Since many of us are waiting to see if he decides to go pro or not his performance at this event was pretty important. Here’s how he measured up in the testing.
Hand (length/width): 9.5”/10”
Standing Reach: 8’9.5”
Standing Vertical: 27”
Max Vertical: 32”
Lane Agility: 12.52
¾ Court Sprint: 3.81
The first thing I noted was that he measured at 6’11”, an inch taller than the 6’10” he was listed at by Virginia Tech.
Since I compared KeVaugn Allen to the players at the NBA Combine I’ll do the same with Blackshear.
His vertical leaps would have landed himself near the bottom of the pack and that’s something I expected from Blackshear given the fact that he’s not a supreme athlete. I actually thought he may have jumped even less so I’d say the results were actually good for him.

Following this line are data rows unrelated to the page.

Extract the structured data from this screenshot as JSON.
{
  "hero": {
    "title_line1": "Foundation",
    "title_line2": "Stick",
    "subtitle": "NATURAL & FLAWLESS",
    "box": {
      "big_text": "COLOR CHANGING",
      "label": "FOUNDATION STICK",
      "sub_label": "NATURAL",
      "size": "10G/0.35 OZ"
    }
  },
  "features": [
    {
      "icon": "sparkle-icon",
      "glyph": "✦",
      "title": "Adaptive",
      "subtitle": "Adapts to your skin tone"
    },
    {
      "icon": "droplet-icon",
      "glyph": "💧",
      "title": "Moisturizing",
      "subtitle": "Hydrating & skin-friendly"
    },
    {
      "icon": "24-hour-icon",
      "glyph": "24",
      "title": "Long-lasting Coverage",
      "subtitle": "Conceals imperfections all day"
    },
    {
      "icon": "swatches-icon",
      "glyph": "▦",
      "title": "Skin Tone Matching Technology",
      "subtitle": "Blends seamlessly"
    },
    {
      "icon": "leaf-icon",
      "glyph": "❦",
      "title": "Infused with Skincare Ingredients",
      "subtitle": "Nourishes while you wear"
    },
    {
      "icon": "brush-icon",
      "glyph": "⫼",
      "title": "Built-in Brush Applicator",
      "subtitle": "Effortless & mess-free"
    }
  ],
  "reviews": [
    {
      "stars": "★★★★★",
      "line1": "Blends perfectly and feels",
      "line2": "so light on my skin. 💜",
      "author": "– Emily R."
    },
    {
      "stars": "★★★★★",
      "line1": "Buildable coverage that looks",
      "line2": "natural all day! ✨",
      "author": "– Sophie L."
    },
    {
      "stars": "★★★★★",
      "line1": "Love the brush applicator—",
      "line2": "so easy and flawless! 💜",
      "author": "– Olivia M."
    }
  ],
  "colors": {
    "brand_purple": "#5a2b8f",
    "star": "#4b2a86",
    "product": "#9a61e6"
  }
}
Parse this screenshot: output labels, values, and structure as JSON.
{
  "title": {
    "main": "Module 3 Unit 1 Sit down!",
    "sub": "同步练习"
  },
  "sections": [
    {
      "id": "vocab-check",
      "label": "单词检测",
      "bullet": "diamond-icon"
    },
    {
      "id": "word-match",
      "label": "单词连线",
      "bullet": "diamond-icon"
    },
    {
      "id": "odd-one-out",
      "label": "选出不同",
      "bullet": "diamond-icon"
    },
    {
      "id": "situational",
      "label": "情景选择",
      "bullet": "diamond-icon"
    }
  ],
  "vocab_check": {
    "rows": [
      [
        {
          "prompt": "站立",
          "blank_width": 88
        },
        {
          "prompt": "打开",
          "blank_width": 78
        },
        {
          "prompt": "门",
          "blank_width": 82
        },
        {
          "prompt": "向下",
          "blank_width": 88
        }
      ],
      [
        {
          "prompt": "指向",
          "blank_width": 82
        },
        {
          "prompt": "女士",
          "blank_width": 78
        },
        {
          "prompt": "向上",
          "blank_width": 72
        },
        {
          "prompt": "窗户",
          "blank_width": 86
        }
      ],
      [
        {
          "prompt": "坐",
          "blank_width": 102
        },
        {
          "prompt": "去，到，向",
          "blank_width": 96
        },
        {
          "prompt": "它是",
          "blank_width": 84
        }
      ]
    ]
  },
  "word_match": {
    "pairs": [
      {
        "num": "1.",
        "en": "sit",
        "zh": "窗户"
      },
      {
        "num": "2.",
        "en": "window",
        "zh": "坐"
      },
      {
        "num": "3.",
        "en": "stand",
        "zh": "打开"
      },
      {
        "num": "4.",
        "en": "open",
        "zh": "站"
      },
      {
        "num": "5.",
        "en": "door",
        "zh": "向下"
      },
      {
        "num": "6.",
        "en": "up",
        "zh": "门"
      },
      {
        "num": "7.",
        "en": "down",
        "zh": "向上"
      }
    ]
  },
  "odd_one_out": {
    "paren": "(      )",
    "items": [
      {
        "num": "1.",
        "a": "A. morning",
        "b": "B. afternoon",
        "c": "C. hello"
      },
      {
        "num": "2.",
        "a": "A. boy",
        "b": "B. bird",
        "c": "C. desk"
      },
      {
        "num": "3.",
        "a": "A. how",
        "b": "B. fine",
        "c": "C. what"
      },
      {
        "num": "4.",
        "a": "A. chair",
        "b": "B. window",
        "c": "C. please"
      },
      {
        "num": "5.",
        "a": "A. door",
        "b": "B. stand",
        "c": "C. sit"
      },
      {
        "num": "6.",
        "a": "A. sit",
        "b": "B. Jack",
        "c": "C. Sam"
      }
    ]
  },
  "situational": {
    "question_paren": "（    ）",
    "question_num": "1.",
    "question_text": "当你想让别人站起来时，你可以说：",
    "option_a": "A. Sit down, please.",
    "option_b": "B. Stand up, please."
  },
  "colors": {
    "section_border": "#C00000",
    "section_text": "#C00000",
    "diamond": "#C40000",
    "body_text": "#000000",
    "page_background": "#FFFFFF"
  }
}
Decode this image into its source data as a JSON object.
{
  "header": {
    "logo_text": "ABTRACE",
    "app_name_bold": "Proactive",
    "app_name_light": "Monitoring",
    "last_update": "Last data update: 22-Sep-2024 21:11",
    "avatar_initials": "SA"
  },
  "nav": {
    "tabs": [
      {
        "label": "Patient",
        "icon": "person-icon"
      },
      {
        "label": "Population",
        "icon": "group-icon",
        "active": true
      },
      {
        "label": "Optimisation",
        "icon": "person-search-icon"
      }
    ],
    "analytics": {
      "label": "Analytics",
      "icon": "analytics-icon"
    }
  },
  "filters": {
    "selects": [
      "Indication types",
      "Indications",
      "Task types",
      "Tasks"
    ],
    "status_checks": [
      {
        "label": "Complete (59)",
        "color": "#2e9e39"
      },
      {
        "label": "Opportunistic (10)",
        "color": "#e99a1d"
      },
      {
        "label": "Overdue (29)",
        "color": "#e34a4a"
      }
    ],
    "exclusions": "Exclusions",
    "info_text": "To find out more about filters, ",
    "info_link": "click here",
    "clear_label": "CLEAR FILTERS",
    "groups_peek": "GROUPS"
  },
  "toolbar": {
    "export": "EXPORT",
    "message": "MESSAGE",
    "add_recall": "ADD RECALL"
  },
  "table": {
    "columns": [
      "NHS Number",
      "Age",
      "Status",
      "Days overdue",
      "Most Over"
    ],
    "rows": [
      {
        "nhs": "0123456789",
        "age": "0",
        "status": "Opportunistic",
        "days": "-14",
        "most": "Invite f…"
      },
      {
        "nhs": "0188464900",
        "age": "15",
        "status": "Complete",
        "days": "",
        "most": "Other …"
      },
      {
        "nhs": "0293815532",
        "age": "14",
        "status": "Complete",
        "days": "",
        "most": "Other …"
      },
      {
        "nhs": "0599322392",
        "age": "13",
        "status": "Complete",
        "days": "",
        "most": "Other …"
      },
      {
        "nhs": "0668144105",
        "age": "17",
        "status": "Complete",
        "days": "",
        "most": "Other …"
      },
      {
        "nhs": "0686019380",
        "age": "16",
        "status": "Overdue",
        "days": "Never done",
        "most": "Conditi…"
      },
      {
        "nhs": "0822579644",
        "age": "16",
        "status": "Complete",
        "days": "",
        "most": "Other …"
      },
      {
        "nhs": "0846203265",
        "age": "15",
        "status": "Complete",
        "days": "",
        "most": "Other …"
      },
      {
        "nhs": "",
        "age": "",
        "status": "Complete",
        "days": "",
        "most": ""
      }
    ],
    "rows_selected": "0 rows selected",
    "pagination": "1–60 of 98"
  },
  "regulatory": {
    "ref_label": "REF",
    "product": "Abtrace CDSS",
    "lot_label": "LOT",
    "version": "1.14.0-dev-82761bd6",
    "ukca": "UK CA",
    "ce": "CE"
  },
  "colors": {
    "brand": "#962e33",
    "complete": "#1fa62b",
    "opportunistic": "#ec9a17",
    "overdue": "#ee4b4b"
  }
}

When it came to the athletic testing… things did not go so well for Blackshear.
His lane agility would have been 3rd last in the NBA Combine, and what I thought was most curious is that after the lane agility performance he chose not to do the shuttle run, something I think was a tactical decision as to not register a bad number.
His ¾ court sprint would have finished last in the NBA combine, behind even 7’7” behemoth Tacko Fall.
This isn’t really surprising because Blackshear really isn’t an elite athlete and most of the players at the combine are there because of his athleticism. It’s Blackshear’s intelligence that makes him such a productive player and any team interested in him from a professional standpoint would be aware of his physical limitations but know he makes up for some of them with his IQ.
One thing that was great for Blackshear was his performance in the NBA shooting drill where he hit 56% of his shots. Yes, these are uncontested jumpers in an empty gym but the ball left his hand nicely and that number can’t hurt him.
For Blackshear I would say this event was not a success. He didn’t dispel any criticisms of his athleticism and with that being one of his major detractors when it comes to his pro stock I don’t think this event particularly helped him.
If Florida has the chance to speak to Blackshear about him potentially returning to college as a Gator I think they really need to sell him on their strength and conditioning and if they want to go the extra mile in the recruitment, have a plan already made up for what they plan on doing with him. They can point to the criticisms people have of his physical tools and point to how they can make those things better and help him improve on the numbers that didn’t test well at this combine. Simply bettering his agility and leaping would really help Blackshear’s pro position and the Gators need to sell him on how they can practically help him.
With some Gator interests involved in the Professional Basketball Combine it was an interesting event to keep an eye on and I think I speak for all of us when I say I want to wish KeVaughn Allen the best in whatever comes next for him now that he’s entering the pro realm. Once a Gator, always a Gator.